Unlike Miss Pauline from Toni Morrison’s The Bluest Eye, we did not feel any urgency to leave. Sure we were having a hard time, but our psyches were not wounded. Surely we felt displaced, but the longing to return to the so-called sacred, ancestral place was only an illusion.
“Why return to a land that we left in the first place?” my father would often say. My mother was then ‘okay’ with his idea, partly because she did not have to tolerate the nuisance and overbearing concerns of the in-laws, the relatives, the ostensible well-wishers, and partly because she was too tired of moving. With a profound degree of suspicion, with pains and stings of isolation, we moiled in the lands of unflinching disparities.
One might say that travelling is fun and it broadens the mind, but they are all age-worn clichés. The few, feeble positives of travelling cannot outweigh the many strong negatives. Robyn Davidson, the author of Tracks and Desert Places, calls all the people who constantly travel as ‘cultural invaders.’ They always ‘impose home environments on a foreign place.’ While doing so, they collide headlong with other’s cultures.
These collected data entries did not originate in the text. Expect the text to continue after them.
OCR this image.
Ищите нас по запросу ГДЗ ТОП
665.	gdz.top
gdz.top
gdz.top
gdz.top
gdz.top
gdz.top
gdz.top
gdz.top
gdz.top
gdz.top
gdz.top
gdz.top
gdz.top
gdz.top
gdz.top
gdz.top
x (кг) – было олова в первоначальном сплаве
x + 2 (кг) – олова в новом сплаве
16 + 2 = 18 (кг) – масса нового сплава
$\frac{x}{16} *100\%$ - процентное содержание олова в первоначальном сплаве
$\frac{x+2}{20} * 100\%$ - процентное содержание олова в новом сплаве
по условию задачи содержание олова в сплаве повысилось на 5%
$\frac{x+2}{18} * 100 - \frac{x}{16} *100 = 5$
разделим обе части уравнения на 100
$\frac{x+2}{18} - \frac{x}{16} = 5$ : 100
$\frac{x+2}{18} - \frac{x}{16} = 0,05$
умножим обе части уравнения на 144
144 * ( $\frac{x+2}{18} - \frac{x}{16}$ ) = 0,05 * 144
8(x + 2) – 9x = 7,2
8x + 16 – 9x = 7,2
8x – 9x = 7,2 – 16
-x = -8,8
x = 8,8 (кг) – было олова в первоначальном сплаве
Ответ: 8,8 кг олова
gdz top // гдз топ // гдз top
What then results is a conflict-ridden confluence of clashes and crisis.
Towards the end of her book, she offers a quaint solution to all the problems: ‘Reading is like taking a journey. It’s an entry into another world, another consciousness. It can satisfy curiosity, educate, excite imagination. There are too many of us: there are too many books. Ergo, stay home and read.’ Her witty solution ushers us into being ‘armchair travellers.’ But how many people are better off staying at home reading while their lives are being constantly shattered by the wrecking ball of poverty? My parents, for instance, were not readers. Apart from scanning the morning newspapers and, once in a while, the books of palmistry and astrology, they never read anything else. Deriving pleasure from reading, losing oneself in the pathos of literary texts were out of question. They were just devil-may-care wanderers, constantly looking for better bucks and merrier lives.
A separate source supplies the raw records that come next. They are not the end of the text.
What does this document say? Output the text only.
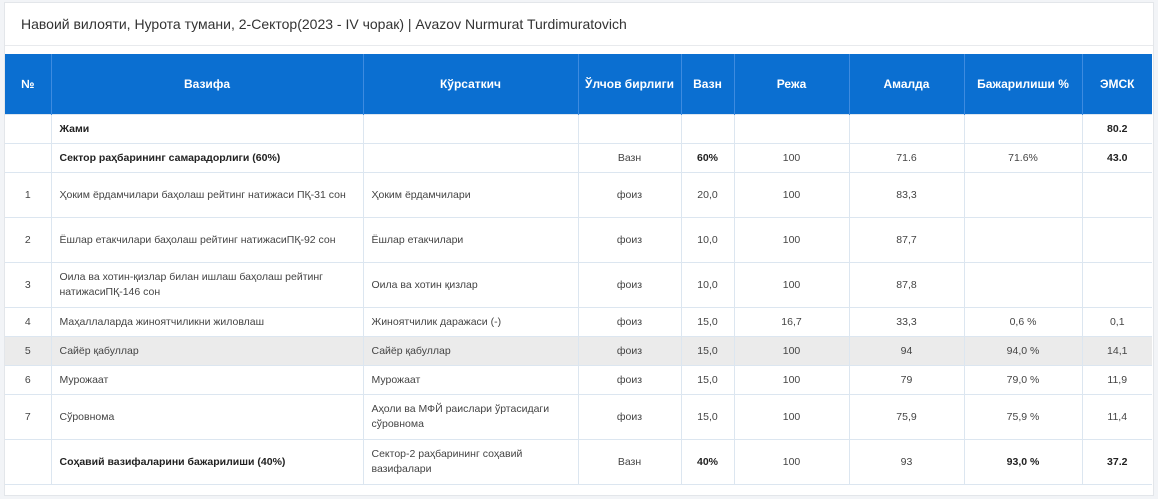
Навоий вилояти, Нурота тумани, 2-Сектор(2023 - IV чорак) | Avazov Nurmurat Turdimuratovich
№	Вазифа	Кўрсаткич	Ўлчов бирлиги	Вазн	Режа	Амалда	Бажарилиши %	ЭМСК
	Жами							80.2
	Сектор раҳбарининг самарадорлиги (60%)		Вазн	60%	100	71.6	71.6%	43.0
1	Ҳоким ёрдамчилари баҳолаш рейтинг натижаси ПҚ-31 сон	Ҳоким ёрдамчилари	фоиз	20,0	100	83,3		
2	Ёшлар етакчилари баҳолаш рейтинг натижасиПҚ-92 сон	Ёшлар етакчилари	фоиз	10,0	100	87,7		
3	Оила ва хотин-қизлар билан ишлаш баҳолаш рейтинг натижасиПҚ-146 сон	Оила ва хотин қизлар	фоиз	10,0	100	87,8		
4	Маҳаллаларда жиноятчиликни жиловлаш	Жиноятчилик даражаси (-)	фоиз	15,0	16,7	33,3	0,6 %	0,1
5	Сайёр қабуллар	Сайёр қабуллар	фоиз	15,0	100	94	94,0 %	14,1
6	Мурожаат	Мурожаат	фоиз	15,0	100	79	79,0 %	11,9
7	Сўровнома	Аҳоли ва МФЙ раислари ўртасидаги сўровнома	фоиз	15,0	100	75,9	75,9 %	11,4
	Соҳавий вазифаларини бажарилиши (40%)	Сектор-2 раҳбарининг соҳавий вазифалари	Вазн	40%	100	93	93,0 %	37.2
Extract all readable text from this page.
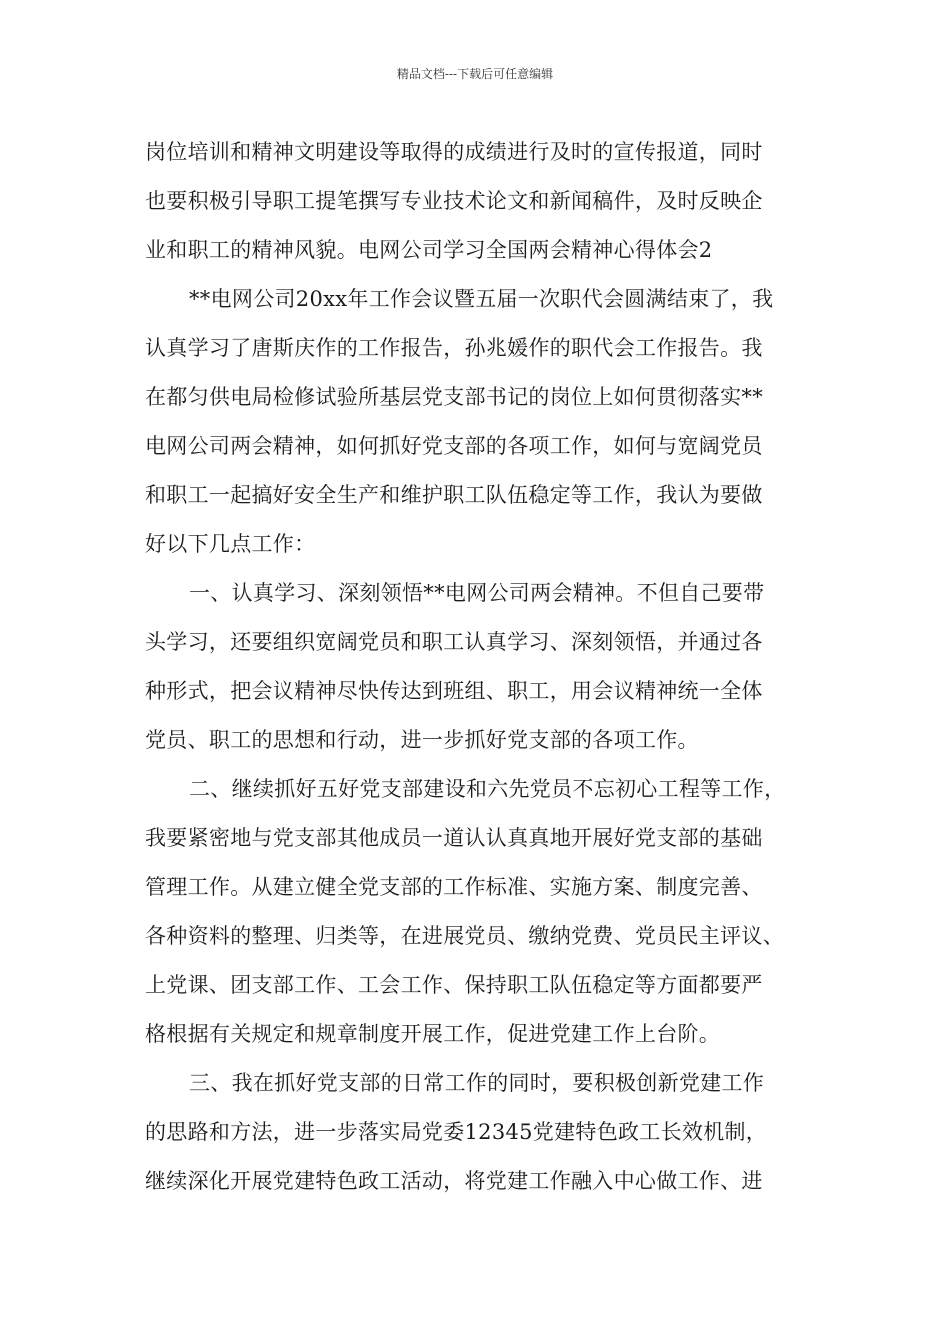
精品文档---下载后可任意编辑
岗位培训和精神文明建设等取得的成绩进行及时的宣传报道，同时
也要积极引导职工提笔撰写专业技术论文和新闻稿件，及时反映企
业和职工的精神风貌。电网公司学习全国两会精神心得体会2
**电网公司20xx年工作会议暨五届一次职代会圆满结束了，我
认真学习了唐斯庆作的工作报告，孙兆媛作的职代会工作报告。我
在都匀供电局检修试验所基层党支部书记的岗位上如何贯彻落实**
电网公司两会精神，如何抓好党支部的各项工作，如何与宽阔党员
和职工一起搞好安全生产和维护职工队伍稳定等工作，我认为要做
好以下几点工作：
一、认真学习、深刻领悟**电网公司两会精神。不但自己要带
头学习，还要组织宽阔党员和职工认真学习、深刻领悟，并通过各
种形式，把会议精神尽快传达到班组、职工，用会议精神统一全体
党员、职工的思想和行动，进一步抓好党支部的各项工作。
二、继续抓好五好党支部建设和六先党员不忘初心工程等工作，
我要紧密地与党支部其他成员一道认认真真地开展好党支部的基础
管理工作。从建立健全党支部的工作标准、实施方案、制度完善、
各种资料的整理、归类等，在进展党员、缴纳党费、党员民主评议、
上党课、团支部工作、工会工作、保持职工队伍稳定等方面都要严
格根据有关规定和规章制度开展工作，促进党建工作上台阶。
三、我在抓好党支部的日常工作的同时，要积极创新党建工作
的思路和方法，进一步落实局党委12345党建特色政工长效机制，
继续深化开展党建特色政工活动，将党建工作融入中心做工作、进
It wasn’t easy to be slap-happy when one was a perpetual outsider. We often bemoaned and kvetched about the harshness we endured. Even settling in Kathmandu—an apparently permanent act—will sooner or later turn out to be a temporary vocation. God knows where our wanderlust might take us next. Wherever we go and whatever we do, shifting places creates confusion and chaos. One may opt to think about the pecuniary benefits of travelling, however, there’s more to life than thick wads of bank notes. All this wayfaring, all this drifting: what has it done to us? Well, it’s left our psyches distorted and fragmented. It’s left warts, pockmarking our innocuous lives.
Migration has ripped a hole in the fabric of our being that cannot be easily sewn up. Certainly not in a long, long time.